Lord Strange's Men were associated with the Lord Admiral's Men from 1590 to 1594; in the winter of 1591 Strange's Men gave six performances at Court. They were also performing at The Theatre, and perhaps at the Curtain as well. The "plot" of one of their plays, The Seven Deadly Sins, survives from this era, with a cast list that includes Richard Burbage, William Sly, Richard Cowley, and Augustine Phillips, more Lord Chamberlain's Men of the future.

Between February and June 1592 they were at Henslowe's Rose Theatre, where they acted a repertory of 23 plays that included one or more of Shakespeare's Henry VI trilogy. It has been argued that during that season William Shakespeare was a member of the company and had a hand in one of their plays, A Knack to Know a Knave. They gave three more Court performances in the winter of 1592–3; but on 28 January 1593 bubonic plague broke out again in London, an outbreak so severe that it would disrupt the entire framework of professional theatre in the capital. A combination of Strange's and Admiral's actors, led by Edward Alleyn, toured the countryside in 1593–4, visiting Kent, Southampton, Bath, Bristol, Shrewsbury, and perhaps to York and Chester before turning south again to Leicester and Coventry.
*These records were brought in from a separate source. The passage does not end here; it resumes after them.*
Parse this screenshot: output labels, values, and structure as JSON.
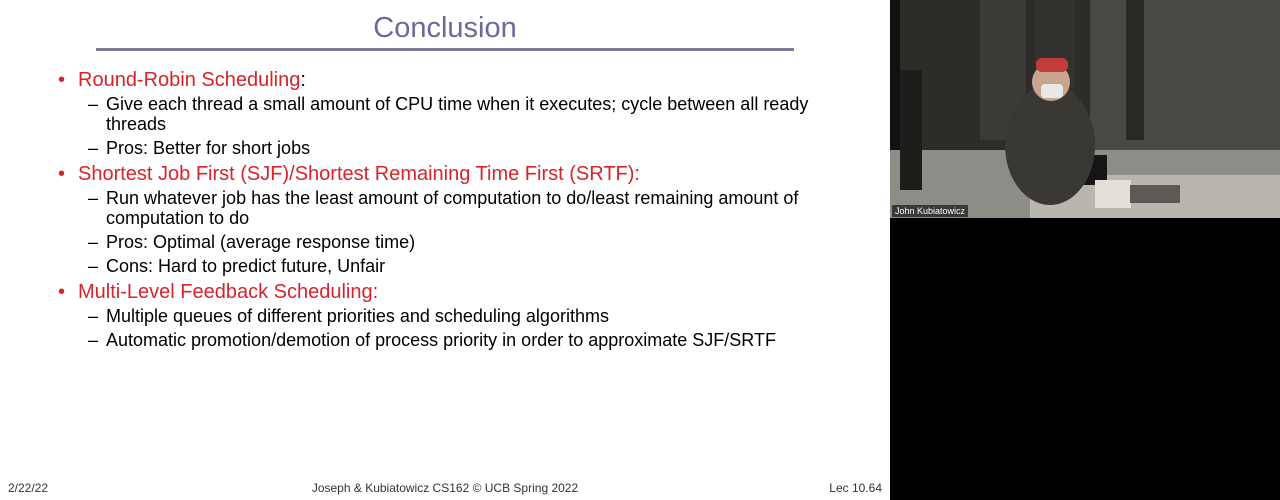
{
  "slide": {
    "title": "Conclusion",
    "bullets": [
      {
        "heading": "Round-Robin Scheduling",
        "suffix": ":",
        "subs": [
          "Give each thread a small amount of CPU time when it executes; cycle between all ready threads",
          "Pros: Better for short jobs"
        ]
      },
      {
        "heading": "Shortest Job First (SJF)/Shortest Remaining Time First (SRTF):",
        "suffix": "",
        "subs": [
          "Run whatever job has the least amount of computation to do/least remaining amount of computation to do",
          "Pros: Optimal (average response time)",
          "Cons: Hard to predict future, Unfair"
        ]
      },
      {
        "heading": "Multi-Level Feedback Scheduling:",
        "suffix": "",
        "subs": [
          "Multiple queues of different priorities and scheduling algorithms",
          "Automatic promotion/demotion of process priority in order to approximate SJF/SRTF"
        ]
      }
    ],
    "footer": {
      "date": "2/22/22",
      "center": "Joseph & Kubiatowicz CS162 © UCB Spring 2022",
      "lecture": "Lec 10.64"
    }
  },
  "video": {
    "speaker_name": "John Kubiatowicz"
  },
  "colors": {
    "title": "#6a6a9a",
    "bullet_heading": "#d8232a",
    "rule": "#7c7c96",
    "background": "#000000"
  }
}
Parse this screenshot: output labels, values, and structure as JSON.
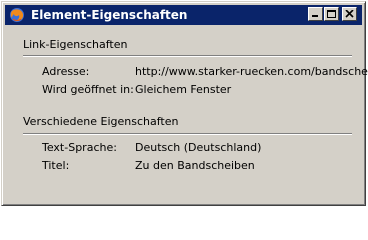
{
  "window": {
    "title": "Element-Eigenschaften",
    "app_icon": "firefox-icon",
    "controls": [
      "minimize-icon",
      "maximize-icon",
      "close-icon"
    ]
  },
  "sections": [
    {
      "heading": "Link-Eigenschaften",
      "rows": [
        {
          "label": "Adresse:",
          "value": "http://www.starker-ruecken.com/bandscheil"
        },
        {
          "label": "Wird geöffnet in:",
          "value": "Gleichem Fenster"
        }
      ]
    },
    {
      "heading": "Verschiedene Eigenschaften",
      "rows": [
        {
          "label": "Text-Sprache:",
          "value": "Deutsch (Deutschland)"
        },
        {
          "label": "Titel:",
          "value": "Zu den Bandscheiben"
        }
      ]
    }
  ]
}
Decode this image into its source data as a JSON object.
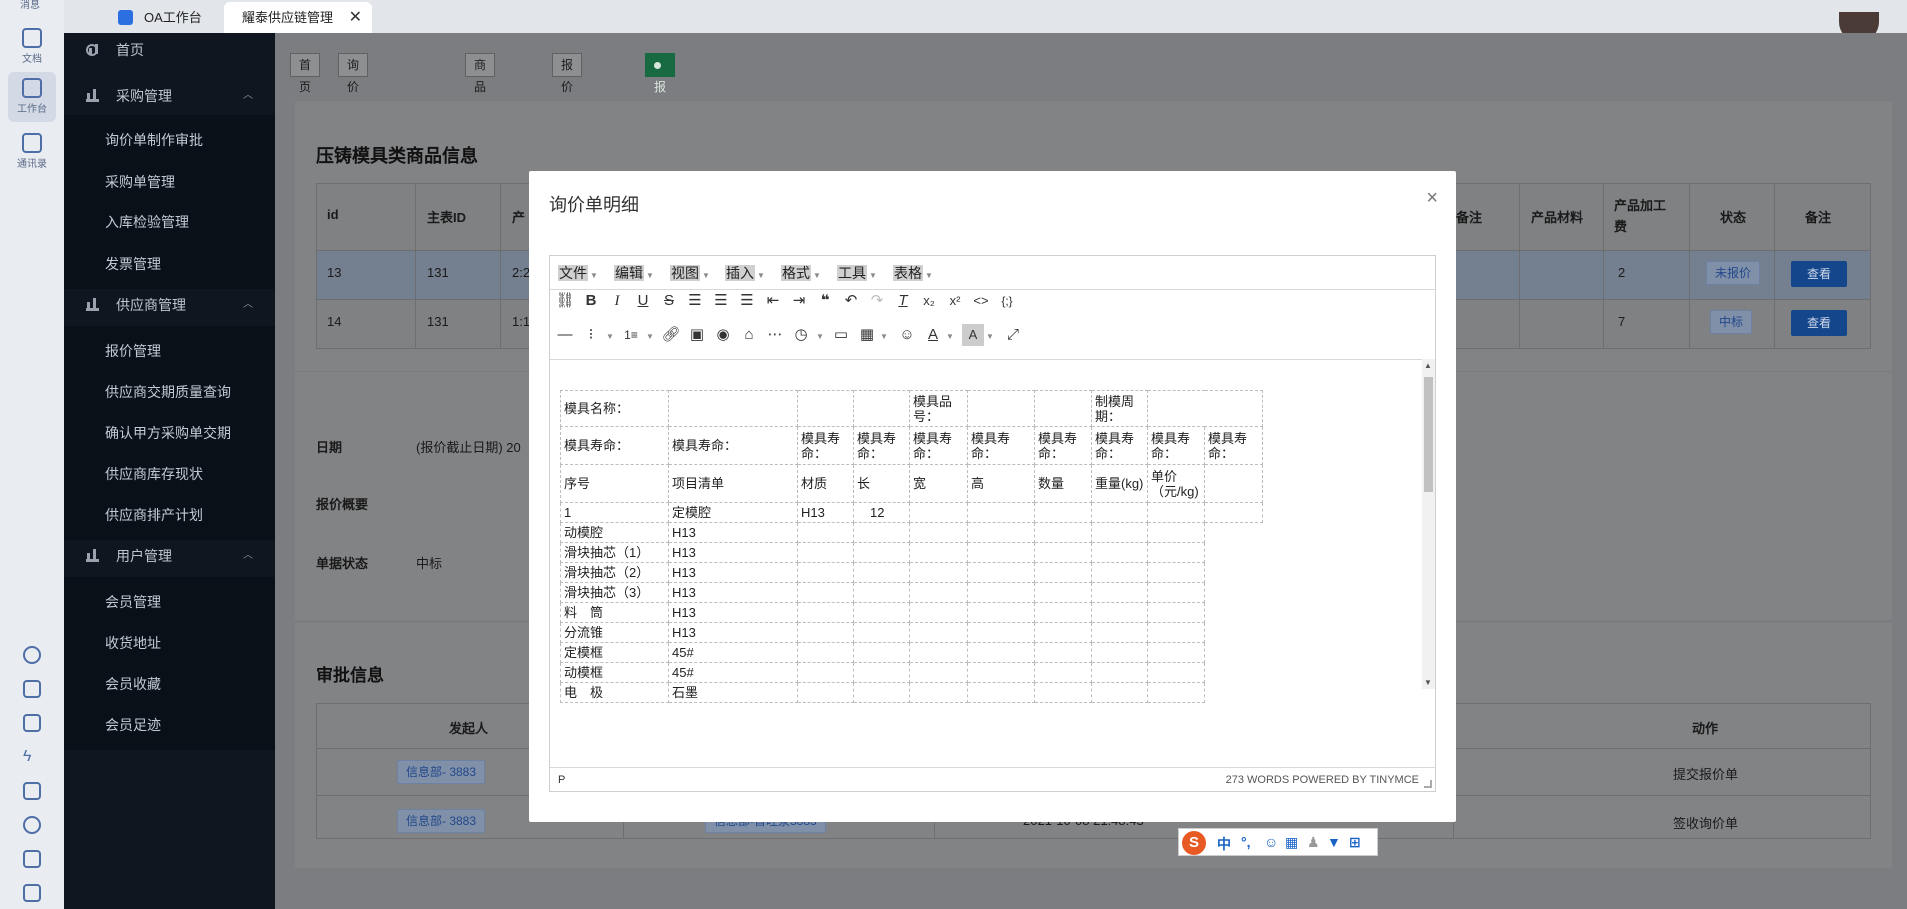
{
  "rail": {
    "top_fragment": "消息",
    "items": [
      {
        "label": "文档",
        "icon": "document-icon"
      },
      {
        "label": "工作台",
        "icon": "workbench-icon"
      },
      {
        "label": "通讯录",
        "icon": "contacts-icon"
      }
    ],
    "bottom_icons": [
      "cloud-icon",
      "calendar-icon",
      "task-icon",
      "flash-icon",
      "mail-icon",
      "phone-icon",
      "note-icon",
      "folder-icon"
    ]
  },
  "window_tabs": [
    {
      "label": "OA工作台"
    },
    {
      "label": "耀泰供应链管理",
      "close": "✕"
    }
  ],
  "sidebar": {
    "home": "首页",
    "groups": [
      {
        "label": "采购管理",
        "items": [
          "询价单制作审批",
          "采购单管理",
          "入库检验管理",
          "发票管理"
        ]
      },
      {
        "label": "供应商管理",
        "items": [
          "报价管理",
          "供应商交期质量查询",
          "确认甲方采购单交期",
          "供应商库存现状",
          "供应商排产计划"
        ]
      },
      {
        "label": "用户管理",
        "items": [
          "会员管理",
          "收货地址",
          "会员收藏",
          "会员足迹"
        ]
      }
    ]
  },
  "nav_tabs": [
    {
      "label": "首页"
    },
    {
      "label": "询价单制作审批",
      "close": "×"
    },
    {
      "label": "商品浏览",
      "close": "×"
    },
    {
      "label": "报价管理",
      "close": "×"
    },
    {
      "label": "报价单审批",
      "close": "×"
    }
  ],
  "product_panel": {
    "title": "压铸模具类商品信息",
    "headers_left": [
      "id",
      "主表ID",
      "产"
    ],
    "headers_right": [
      "备注",
      "产品材料",
      "产品加工费",
      "状态",
      "备注"
    ],
    "rows": [
      {
        "id": "13",
        "main_id": "131",
        "prod": "2:2",
        "fee": "2",
        "status": "未报价",
        "action": "查看"
      },
      {
        "id": "14",
        "main_id": "131",
        "prod": "1:1",
        "fee": "7",
        "status": "中标",
        "action": "查看"
      }
    ]
  },
  "info_panel": {
    "date_label": "日期",
    "date_value": "(报价截止日期) 20",
    "summary_label": "报价概要",
    "status_label": "单据状态",
    "status_value": "中标"
  },
  "approval_panel": {
    "title": "审批信息",
    "col_initiator": "发起人",
    "col_action": "动作",
    "rows": [
      {
        "initiator": "信息部- 3883",
        "action": "提交报价单"
      },
      {
        "initiator": "信息部- 3883",
        "middle": "信息部-首旺泉3883",
        "time": "2021-10-08 21:48:43",
        "action": "签收询价单"
      }
    ]
  },
  "modal": {
    "title": "询价单明细",
    "close": "×",
    "menus": [
      "文件",
      "编辑",
      "视图",
      "插入",
      "格式",
      "工具",
      "表格"
    ],
    "status_path": "P",
    "status_words": "273 WORDS POWERED BY TINYMCE",
    "doc": {
      "row1": [
        "模具名称：",
        "",
        "",
        "",
        "模具品号：",
        "",
        "",
        "制模周期："
      ],
      "row2": [
        "模具寿命：",
        "模具寿命：",
        "模具寿命：",
        "模具寿命：",
        "模具寿命：",
        "模具寿命：",
        "模具寿命：",
        "模具寿命：",
        "模具寿命：",
        "模具寿命："
      ],
      "header": [
        "序号",
        "项目清单",
        "材质",
        "长",
        "宽",
        "高",
        "数量",
        "重量(kg)",
        "单价（元/kg)"
      ],
      "first": [
        "1",
        "定模腔",
        "H13",
        "12"
      ],
      "items": [
        [
          "动模腔",
          "H13"
        ],
        [
          "滑块抽芯（1）",
          "H13"
        ],
        [
          "滑块抽芯（2）",
          "H13"
        ],
        [
          "滑块抽芯（3）",
          "H13"
        ],
        [
          "料　筒",
          "H13"
        ],
        [
          "分流锥",
          "H13"
        ],
        [
          "定模框",
          "45#"
        ],
        [
          "动模框",
          "45#"
        ],
        [
          "电　极",
          "石墨"
        ]
      ]
    }
  },
  "ime": {
    "mode": "中",
    "punct": "°,"
  }
}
When Ferdinando Stanley died in April 1594, the company was still touring, in East Anglia and Hampshire. They returned to London in June, after the plague had abated. The company endured a radical re-organization at this time; many members left to join a new version of another troupe, under the patronage of Lord Hunsdon, the Lord Chamberlain — which became famous as the company of William Shakespeare and Richard Burbage, the Lord Chamberlain's Men.

==Derby's Men==
A company of actors continued to function as Derby's Men, under the patronage of the sixth Earl; this organization probably included men who did not make the move to the Chamberlain's company. Derby's Men concentrated on touring the provincial towns outside London for the remainder of their career, down to 1618 – though they enjoyed one flurry of London activity under the leadership of Robert Browne around the turn of the century, including four performances at Court in 1600 and 1601.